Madame [U] se prévaut ainsi d’un relevé de carrière en date du 28 novembre 2014 prévoyant qu’à l’âge de 66 ans et 7 mois, elle pourrait prétendre, le taux plein étant atteint, à une pension de retraite de 1101 euros par mois.
Il faut rappeler qu’un tel document est délivré en l’état de la réglementation et des informations détenues par la Caisse et qu’il présente à ce titre un caractère purement indicatif.

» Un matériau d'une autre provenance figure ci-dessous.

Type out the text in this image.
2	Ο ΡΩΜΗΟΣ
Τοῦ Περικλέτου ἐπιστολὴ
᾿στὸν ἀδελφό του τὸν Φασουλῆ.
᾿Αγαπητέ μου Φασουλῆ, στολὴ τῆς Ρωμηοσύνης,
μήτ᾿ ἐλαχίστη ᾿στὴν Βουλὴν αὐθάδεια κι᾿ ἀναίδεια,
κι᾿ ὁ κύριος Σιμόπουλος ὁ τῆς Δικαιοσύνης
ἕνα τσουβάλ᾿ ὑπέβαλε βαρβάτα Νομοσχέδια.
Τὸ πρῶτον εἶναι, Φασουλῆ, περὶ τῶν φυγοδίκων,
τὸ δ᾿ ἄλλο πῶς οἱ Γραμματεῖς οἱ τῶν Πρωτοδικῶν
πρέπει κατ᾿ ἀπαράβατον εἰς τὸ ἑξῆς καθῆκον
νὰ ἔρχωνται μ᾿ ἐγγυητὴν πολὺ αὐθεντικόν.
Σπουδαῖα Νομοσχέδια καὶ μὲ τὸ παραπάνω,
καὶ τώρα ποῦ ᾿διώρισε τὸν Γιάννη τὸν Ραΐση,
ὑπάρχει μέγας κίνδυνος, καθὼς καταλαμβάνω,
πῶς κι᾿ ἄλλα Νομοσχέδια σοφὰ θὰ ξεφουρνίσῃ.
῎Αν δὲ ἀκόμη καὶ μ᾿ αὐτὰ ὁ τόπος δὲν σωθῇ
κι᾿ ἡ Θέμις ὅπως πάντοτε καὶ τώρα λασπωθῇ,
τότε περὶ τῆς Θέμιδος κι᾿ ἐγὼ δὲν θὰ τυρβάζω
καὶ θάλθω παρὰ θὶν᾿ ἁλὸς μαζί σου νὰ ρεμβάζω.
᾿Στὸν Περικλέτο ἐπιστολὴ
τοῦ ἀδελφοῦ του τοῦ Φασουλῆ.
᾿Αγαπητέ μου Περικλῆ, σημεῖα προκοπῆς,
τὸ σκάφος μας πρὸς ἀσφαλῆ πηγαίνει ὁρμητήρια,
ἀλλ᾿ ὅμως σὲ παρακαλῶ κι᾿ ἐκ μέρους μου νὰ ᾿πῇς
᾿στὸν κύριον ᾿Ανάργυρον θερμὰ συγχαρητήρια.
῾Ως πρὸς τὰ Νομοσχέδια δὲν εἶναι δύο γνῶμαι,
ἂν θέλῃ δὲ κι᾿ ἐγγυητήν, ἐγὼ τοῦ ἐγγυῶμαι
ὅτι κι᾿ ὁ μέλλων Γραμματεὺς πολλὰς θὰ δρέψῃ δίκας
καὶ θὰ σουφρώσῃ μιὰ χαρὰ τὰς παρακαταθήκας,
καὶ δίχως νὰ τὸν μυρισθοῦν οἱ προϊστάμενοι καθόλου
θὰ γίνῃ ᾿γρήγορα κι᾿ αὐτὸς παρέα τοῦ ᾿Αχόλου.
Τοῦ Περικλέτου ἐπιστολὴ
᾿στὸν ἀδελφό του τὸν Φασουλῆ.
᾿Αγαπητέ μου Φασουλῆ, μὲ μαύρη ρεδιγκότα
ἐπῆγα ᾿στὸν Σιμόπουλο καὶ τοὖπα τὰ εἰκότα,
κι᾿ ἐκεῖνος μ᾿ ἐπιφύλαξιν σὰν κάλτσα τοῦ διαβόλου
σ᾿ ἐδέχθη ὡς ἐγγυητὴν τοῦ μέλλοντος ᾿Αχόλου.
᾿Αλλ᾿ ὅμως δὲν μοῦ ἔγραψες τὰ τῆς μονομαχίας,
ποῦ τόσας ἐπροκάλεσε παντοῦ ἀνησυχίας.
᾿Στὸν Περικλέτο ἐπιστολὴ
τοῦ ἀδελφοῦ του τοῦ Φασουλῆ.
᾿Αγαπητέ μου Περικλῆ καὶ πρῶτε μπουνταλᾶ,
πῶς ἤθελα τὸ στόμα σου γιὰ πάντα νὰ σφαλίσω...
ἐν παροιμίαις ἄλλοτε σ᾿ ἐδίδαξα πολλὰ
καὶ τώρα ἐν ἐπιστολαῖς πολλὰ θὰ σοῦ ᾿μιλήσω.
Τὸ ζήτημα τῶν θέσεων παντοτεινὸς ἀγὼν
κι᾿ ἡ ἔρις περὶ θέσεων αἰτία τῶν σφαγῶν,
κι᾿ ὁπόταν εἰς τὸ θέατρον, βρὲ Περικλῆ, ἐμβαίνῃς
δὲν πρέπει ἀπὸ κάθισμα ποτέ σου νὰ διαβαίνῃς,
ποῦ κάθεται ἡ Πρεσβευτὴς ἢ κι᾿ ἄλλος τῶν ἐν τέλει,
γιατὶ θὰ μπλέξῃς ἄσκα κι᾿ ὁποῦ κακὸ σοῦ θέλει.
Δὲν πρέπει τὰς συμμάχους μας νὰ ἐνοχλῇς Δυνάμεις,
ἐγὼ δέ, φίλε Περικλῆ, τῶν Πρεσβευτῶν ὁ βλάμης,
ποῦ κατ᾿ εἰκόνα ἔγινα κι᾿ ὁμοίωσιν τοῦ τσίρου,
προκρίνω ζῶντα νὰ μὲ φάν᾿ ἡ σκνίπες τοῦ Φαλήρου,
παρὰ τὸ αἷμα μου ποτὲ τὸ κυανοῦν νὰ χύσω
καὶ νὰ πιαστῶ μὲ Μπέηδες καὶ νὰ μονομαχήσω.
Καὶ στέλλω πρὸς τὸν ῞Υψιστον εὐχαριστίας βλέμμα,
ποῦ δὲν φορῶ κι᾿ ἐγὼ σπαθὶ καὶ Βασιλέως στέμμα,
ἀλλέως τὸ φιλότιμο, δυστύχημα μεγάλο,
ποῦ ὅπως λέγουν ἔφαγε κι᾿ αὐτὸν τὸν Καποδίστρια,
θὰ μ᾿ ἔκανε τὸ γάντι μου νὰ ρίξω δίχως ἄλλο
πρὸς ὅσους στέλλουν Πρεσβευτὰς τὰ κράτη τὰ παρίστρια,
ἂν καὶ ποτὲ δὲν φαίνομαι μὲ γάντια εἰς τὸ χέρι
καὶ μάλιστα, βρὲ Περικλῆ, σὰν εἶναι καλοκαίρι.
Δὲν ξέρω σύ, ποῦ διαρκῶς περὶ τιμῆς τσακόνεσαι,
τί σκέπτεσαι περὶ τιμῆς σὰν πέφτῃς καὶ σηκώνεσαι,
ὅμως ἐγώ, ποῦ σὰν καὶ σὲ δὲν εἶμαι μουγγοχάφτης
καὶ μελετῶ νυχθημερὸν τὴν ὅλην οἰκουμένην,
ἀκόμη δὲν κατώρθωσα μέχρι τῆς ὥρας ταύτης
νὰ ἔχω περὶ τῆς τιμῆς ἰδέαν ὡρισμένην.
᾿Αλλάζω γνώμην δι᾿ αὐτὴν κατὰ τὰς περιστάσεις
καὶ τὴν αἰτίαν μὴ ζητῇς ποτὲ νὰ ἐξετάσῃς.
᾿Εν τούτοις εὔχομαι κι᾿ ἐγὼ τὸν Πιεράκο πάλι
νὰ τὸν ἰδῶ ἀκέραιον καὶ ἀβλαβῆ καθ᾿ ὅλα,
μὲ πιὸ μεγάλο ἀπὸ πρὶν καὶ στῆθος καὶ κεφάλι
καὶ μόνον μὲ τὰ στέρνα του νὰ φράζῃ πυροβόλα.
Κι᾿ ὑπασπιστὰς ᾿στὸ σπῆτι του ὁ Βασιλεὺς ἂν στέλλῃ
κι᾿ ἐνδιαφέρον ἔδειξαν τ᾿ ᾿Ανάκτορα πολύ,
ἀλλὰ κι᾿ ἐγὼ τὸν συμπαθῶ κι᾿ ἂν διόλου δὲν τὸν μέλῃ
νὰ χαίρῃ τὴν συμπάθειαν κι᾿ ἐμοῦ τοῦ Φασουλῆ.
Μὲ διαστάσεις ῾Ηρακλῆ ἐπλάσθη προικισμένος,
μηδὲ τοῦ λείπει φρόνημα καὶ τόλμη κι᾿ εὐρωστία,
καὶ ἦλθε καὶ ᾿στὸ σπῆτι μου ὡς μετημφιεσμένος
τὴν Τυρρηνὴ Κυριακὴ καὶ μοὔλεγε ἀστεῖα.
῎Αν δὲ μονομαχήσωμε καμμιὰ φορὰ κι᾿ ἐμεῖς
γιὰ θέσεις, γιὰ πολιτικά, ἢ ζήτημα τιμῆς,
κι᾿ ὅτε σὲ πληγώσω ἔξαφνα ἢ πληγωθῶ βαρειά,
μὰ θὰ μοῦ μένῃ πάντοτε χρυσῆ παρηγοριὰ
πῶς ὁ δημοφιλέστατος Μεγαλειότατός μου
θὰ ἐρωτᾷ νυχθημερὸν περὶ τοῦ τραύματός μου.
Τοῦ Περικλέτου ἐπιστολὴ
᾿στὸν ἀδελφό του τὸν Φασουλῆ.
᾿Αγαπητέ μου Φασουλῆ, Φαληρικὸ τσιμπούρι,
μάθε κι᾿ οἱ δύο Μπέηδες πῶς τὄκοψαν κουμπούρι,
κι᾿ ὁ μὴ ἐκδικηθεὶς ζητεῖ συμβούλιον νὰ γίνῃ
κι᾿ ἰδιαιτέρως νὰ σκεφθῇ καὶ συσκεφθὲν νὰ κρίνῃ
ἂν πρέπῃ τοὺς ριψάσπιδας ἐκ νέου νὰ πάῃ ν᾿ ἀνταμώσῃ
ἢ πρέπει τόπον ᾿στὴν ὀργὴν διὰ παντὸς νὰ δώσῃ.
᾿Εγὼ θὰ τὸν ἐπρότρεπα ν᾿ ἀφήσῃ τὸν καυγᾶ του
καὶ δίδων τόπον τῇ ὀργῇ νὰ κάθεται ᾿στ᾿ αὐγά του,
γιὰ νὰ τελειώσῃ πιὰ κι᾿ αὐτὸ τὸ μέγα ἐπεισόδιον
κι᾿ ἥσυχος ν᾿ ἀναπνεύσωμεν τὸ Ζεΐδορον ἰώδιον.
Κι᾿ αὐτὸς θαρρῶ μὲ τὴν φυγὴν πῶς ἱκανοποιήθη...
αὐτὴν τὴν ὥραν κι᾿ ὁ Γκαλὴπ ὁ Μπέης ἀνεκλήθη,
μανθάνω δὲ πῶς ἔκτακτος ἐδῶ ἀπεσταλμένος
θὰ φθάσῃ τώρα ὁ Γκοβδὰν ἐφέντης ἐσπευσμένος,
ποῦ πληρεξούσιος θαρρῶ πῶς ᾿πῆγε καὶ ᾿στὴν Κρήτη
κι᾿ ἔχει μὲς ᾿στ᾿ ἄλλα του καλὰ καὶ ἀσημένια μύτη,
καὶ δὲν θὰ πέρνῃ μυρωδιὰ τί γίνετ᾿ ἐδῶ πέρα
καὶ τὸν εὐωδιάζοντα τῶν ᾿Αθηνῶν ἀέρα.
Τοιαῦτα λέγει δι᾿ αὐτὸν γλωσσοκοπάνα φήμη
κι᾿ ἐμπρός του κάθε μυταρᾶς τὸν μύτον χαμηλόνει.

Il ne saurait dès lors engager les régimes de retraite conformément aux dispositions de l’article L161-17 du code de la sécurité sociale.
C’est donc de manière totalement inopérante que Madame [U] se fonde sur un tel document pour contester le montant de la pension de retraite qui lui a été alloué.
En conséquence, Madame [U] sera déboutée de ses contestations concernant le calcul de sa retraite de base.
— Concernant la retraite complémentaire
A compter du 1er janvier 2013 et en vertu de l’article 57 de loi n°2010-1330 du 9 novembre 2010, le régime obligatoire de retraite complémentaire des artisans et celui des commerçants et industriels ont fusionné au profit d’un régime obligatoire commun : le régime complémentaire des indépendants.
Depuis le 1er janvier 2013, la liquidation de la pension personnelle du régime complémentaire des indépendants s’effectue sur la base des droits acquis à compter du 1er janvier 2013 dans ce régime, ainsi que les droits acquis par l’assuré pour les périodes antérieures au 1er janvier 2013.
L’arrêté du 9 février 2012 portant approbation du règlement du régime complémentaire obligatoire d’assurance vieillesse des professions artisanales, industrielles et commerciales définit les modalités selon lesquelles les points acquis au titre des régimes antérieurs jusqu’au 31 décembre 2012 sont convertis en points dans le nouveau régime.
Selon l’article 8 de cet arrêté, tous les points de retraite acquis ou à acquérir au titre des périodes antérieures au 1er janvier 2013 sont repris par application d’un coefficient de conversion dans le régime complémentaire des indépendants.
Au présent cas d’espèce, l’assurée conteste le calcul de sa retraite complémentaire au motif qu’il existe une importante différence entre le nombre de points indiqués sur un relevé de carrière en date du 08 novembre 2010, faisant état de 4992 points, et le nombre de points arrêté par la Caisse, lors de la liquidation de sa retraite, soit 1671 points.
Or une telle différence s’explique par la mise en œuvre de la conversion des points conformément aux textes précités que Madame [U] a acquis avant le 1er janvier 2013. Aux termes d’un courrier en date du 18 janvier 2022 versé aux débats, la Caisse a exposé en détail à Madame [U] les modalités du calcul, non contesté par l’assurée, qui a permis d’arrêter le nombre de 1671 points.
En conséquence, Madame [U] sera déboutée de sa contestation tendant à remettre en question le calcul de sa retraite complémentaire.
Madame [U] qui succombe en ses prétentions sera condamnée aux dépens.
PAR CES MOTIFS
Le tribunal, statuant après débats publics par jugement contradictoire et en premier ressort mis à disposition au greffe,
DECLARE recevable mais mal fondé le recours de Madame [V] [U] ;
DEBOUTE Madame [V] [U] de l’ensemble de ses demandes ;
RAPPELLE que le présent jugement se substitue aux décisions de l’organisme et de la commission de recours amiable ;
CONDAMNE Madame [V] [U] aux dépens de l’instance ;
RAPPELLE que la présente décision est susceptible d’appel dans le mois de sa notification.
Ainsi jugé et prononcé par mise à disposition au greffe le 22 janvier 2025.